🤖 AI Summary
To address the lack of a universal objective in test-time adaptation (TTA), this paper proposes a unified TTA framework applicable to image-, object-, and pixel-level classification and regression tasks. Methodologically, it is the first to characterize the spatial-frequency power decay under distribution shift and introduces a Fourier-domain low-frequency amplitude random masking scheme coupled with high-frequency noise compensation—enabling generation of strongly consistent augmentation pairs while preserving geometric structures (e.g., object scale and position). The approach integrates frequency-domain degradation, self-guided consistency regularization, and label-free self-supervised optimization, and is architecture-agnostic, supporting both CNNs and Transformers.
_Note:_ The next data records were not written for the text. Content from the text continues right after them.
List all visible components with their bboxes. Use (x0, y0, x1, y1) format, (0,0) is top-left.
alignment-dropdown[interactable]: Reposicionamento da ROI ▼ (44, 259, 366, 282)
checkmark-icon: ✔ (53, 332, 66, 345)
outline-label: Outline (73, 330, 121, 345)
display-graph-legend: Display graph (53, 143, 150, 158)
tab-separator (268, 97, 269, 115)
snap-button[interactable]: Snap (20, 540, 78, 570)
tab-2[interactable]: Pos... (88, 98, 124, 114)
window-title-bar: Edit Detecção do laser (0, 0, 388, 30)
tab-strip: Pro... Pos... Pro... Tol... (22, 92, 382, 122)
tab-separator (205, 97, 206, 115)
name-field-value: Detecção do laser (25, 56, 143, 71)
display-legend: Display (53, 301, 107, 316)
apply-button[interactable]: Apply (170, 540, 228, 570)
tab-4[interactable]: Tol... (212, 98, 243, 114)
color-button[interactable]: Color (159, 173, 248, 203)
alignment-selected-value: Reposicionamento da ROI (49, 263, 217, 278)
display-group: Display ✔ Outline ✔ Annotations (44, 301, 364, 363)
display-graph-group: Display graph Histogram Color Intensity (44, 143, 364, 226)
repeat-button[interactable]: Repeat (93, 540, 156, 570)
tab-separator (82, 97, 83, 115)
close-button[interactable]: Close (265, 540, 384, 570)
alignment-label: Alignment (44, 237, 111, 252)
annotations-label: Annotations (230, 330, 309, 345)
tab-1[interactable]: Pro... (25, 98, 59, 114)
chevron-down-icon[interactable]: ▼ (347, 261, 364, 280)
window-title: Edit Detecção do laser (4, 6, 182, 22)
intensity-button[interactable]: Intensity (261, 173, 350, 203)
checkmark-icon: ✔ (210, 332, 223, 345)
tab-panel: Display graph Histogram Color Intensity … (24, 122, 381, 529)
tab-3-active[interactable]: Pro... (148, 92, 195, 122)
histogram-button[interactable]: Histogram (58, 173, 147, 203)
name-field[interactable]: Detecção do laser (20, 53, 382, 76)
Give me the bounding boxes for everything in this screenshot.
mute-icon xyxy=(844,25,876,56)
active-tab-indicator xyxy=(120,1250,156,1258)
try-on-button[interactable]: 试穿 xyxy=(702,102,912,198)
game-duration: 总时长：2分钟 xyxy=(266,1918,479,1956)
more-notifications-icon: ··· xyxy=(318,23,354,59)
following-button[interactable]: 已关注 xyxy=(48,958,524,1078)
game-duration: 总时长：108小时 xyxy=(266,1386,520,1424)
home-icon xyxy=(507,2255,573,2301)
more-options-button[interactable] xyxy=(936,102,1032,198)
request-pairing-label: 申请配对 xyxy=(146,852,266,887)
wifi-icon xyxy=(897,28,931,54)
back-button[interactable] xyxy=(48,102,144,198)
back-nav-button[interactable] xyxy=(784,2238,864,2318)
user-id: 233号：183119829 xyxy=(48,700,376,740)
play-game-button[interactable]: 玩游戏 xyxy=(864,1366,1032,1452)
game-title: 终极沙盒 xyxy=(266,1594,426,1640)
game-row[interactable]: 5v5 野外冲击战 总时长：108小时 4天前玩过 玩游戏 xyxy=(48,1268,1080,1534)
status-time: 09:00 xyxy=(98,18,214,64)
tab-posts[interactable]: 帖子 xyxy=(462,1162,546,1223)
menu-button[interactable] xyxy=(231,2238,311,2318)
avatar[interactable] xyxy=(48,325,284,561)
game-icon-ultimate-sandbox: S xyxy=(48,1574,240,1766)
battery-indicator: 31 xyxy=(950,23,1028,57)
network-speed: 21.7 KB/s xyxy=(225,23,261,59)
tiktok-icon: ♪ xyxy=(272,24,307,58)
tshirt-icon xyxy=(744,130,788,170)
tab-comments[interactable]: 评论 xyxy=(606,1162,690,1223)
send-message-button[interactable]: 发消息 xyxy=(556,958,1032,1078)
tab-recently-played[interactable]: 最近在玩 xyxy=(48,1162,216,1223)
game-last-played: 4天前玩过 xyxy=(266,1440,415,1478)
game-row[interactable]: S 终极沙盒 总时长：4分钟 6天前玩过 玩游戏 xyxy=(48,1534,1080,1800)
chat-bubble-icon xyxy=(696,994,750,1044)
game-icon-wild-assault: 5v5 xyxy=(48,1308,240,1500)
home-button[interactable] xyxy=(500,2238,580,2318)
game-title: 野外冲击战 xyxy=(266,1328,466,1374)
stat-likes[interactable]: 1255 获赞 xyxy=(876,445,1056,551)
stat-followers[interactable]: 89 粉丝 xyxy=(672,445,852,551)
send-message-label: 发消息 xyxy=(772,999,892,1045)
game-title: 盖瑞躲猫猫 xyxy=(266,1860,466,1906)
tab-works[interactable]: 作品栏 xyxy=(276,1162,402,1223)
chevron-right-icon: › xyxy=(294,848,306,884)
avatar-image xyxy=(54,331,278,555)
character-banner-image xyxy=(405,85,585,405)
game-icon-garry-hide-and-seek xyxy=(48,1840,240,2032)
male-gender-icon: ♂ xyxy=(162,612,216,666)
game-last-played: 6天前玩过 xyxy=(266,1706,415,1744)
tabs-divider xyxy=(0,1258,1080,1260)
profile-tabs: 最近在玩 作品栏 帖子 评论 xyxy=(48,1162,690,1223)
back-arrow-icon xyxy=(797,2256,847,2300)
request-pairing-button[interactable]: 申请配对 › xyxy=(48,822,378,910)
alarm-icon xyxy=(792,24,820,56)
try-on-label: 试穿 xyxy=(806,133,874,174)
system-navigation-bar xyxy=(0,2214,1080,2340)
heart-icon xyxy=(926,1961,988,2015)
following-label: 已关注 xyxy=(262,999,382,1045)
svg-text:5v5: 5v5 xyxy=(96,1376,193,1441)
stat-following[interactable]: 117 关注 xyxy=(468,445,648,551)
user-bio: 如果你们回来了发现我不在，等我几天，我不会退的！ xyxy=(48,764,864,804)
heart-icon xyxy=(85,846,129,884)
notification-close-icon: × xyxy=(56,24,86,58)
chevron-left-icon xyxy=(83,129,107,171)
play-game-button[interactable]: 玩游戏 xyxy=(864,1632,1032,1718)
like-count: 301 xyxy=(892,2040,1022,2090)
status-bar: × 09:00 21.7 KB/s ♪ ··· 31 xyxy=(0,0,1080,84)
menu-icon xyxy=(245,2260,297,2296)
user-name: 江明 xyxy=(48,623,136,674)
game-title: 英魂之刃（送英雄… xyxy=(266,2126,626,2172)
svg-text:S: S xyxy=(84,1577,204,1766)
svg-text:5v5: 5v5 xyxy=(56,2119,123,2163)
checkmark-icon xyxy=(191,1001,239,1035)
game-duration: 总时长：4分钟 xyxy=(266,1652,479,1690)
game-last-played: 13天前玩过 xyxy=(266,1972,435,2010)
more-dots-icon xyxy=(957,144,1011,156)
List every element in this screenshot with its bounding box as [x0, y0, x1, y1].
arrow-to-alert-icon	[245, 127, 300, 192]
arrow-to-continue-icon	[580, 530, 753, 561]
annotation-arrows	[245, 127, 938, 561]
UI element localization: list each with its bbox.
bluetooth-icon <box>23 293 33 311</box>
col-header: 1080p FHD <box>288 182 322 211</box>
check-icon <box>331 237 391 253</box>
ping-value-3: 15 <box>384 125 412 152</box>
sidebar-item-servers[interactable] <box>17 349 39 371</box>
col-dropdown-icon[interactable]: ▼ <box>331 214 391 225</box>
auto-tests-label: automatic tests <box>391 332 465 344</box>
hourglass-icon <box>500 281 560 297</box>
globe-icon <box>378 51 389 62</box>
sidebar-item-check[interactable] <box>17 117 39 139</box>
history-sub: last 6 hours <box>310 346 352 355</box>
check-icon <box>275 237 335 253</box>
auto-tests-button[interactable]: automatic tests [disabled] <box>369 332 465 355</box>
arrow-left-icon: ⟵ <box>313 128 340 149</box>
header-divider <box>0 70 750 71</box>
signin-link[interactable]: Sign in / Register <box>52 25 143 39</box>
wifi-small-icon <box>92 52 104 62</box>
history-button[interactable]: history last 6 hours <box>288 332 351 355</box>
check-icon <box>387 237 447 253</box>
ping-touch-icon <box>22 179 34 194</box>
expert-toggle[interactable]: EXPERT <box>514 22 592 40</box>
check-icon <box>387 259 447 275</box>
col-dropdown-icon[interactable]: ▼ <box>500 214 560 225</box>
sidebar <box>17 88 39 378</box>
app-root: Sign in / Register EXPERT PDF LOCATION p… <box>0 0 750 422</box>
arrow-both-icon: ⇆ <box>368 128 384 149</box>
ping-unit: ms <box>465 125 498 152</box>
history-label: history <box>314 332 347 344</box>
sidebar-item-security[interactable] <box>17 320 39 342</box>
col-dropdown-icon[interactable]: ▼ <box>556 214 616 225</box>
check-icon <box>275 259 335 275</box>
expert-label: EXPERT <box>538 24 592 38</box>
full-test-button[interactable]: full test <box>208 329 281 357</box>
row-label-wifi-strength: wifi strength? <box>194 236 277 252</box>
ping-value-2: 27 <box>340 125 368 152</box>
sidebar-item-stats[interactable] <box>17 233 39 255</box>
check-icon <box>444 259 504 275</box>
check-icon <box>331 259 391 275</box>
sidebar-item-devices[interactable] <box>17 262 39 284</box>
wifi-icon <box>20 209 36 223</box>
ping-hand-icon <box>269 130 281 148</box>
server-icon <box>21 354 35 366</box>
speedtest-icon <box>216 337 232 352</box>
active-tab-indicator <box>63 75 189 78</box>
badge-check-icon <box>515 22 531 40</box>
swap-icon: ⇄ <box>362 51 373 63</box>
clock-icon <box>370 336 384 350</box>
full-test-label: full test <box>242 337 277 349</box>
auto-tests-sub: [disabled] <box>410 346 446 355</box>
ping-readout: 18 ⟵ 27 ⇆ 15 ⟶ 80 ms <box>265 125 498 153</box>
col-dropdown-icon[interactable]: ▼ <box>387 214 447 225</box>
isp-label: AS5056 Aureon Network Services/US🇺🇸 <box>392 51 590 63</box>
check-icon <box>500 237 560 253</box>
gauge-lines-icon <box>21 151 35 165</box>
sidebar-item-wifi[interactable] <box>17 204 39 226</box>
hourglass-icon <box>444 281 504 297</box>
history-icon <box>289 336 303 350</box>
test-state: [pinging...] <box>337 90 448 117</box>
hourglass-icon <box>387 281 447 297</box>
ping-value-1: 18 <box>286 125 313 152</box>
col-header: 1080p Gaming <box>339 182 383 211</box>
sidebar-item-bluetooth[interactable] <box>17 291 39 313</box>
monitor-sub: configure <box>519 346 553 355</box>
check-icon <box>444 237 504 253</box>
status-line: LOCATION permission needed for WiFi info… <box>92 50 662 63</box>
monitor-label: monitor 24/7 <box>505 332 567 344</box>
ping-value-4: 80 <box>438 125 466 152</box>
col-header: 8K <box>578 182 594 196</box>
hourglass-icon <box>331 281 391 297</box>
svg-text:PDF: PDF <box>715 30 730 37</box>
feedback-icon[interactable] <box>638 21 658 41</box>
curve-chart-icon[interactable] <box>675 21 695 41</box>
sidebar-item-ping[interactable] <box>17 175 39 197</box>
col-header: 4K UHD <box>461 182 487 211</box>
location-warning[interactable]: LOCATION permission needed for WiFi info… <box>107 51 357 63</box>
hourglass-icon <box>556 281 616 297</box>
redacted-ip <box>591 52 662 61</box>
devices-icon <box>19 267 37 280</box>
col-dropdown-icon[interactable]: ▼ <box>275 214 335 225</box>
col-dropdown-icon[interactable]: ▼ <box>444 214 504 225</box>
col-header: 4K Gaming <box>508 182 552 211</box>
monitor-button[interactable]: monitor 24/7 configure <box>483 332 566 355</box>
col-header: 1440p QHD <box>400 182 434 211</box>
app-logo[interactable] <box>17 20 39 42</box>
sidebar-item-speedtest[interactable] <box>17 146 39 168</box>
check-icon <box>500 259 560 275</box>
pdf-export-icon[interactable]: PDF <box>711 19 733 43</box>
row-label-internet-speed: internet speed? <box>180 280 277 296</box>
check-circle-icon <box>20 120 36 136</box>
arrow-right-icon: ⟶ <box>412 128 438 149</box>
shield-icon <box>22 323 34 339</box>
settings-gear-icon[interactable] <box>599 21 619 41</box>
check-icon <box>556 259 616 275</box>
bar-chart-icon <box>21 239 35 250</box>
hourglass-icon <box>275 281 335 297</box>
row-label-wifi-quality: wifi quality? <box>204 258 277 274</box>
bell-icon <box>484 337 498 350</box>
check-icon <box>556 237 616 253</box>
Extensive experiments demonstrate significant improvements over state-of-the-art methods on image classification, semantic segmentation, and monocular 3D object detection. The framework is plug-and-play, and exhibits strong generalization across multiple granularities and modalities.
📝 Abstract
In this paper, we seek to develop a versatile test-time adaptation (TTA) objective for a variety of tasks - classification and regression across image-, object-, and pixel-level predictions. We achieve this through a self-bootstrapping scheme that optimizes prediction consistency between the test image (as target) and its deteriorated view. The key challenge lies in devising effective augmentations/deteriorations that: i) preserve the image's geometric information, e.g., object sizes and locations, which is crucial for TTA on object/pixel-level tasks, and ii) provide sufficient learning signals for TTA. To this end, we analyze how common distribution shifts affect the image's information power across spatial frequencies in the Fourier domain, and reveal that low-frequency components carry high power and masking these components supplies more learning signals, while masking high-frequency components can not. In light of this, we randomly mask the low-frequency amplitude of an image in its Fourier domain for augmentation. Meanwhile, we also augment the image with noise injection to compensate for missing learning signals at high frequencies, by enhancing the information power there. Experiments show that, either independently or as a plug-and-play module, our method achieves superior results across classification, segmentation, and 3D monocular detection tasks with both transformer and CNN models.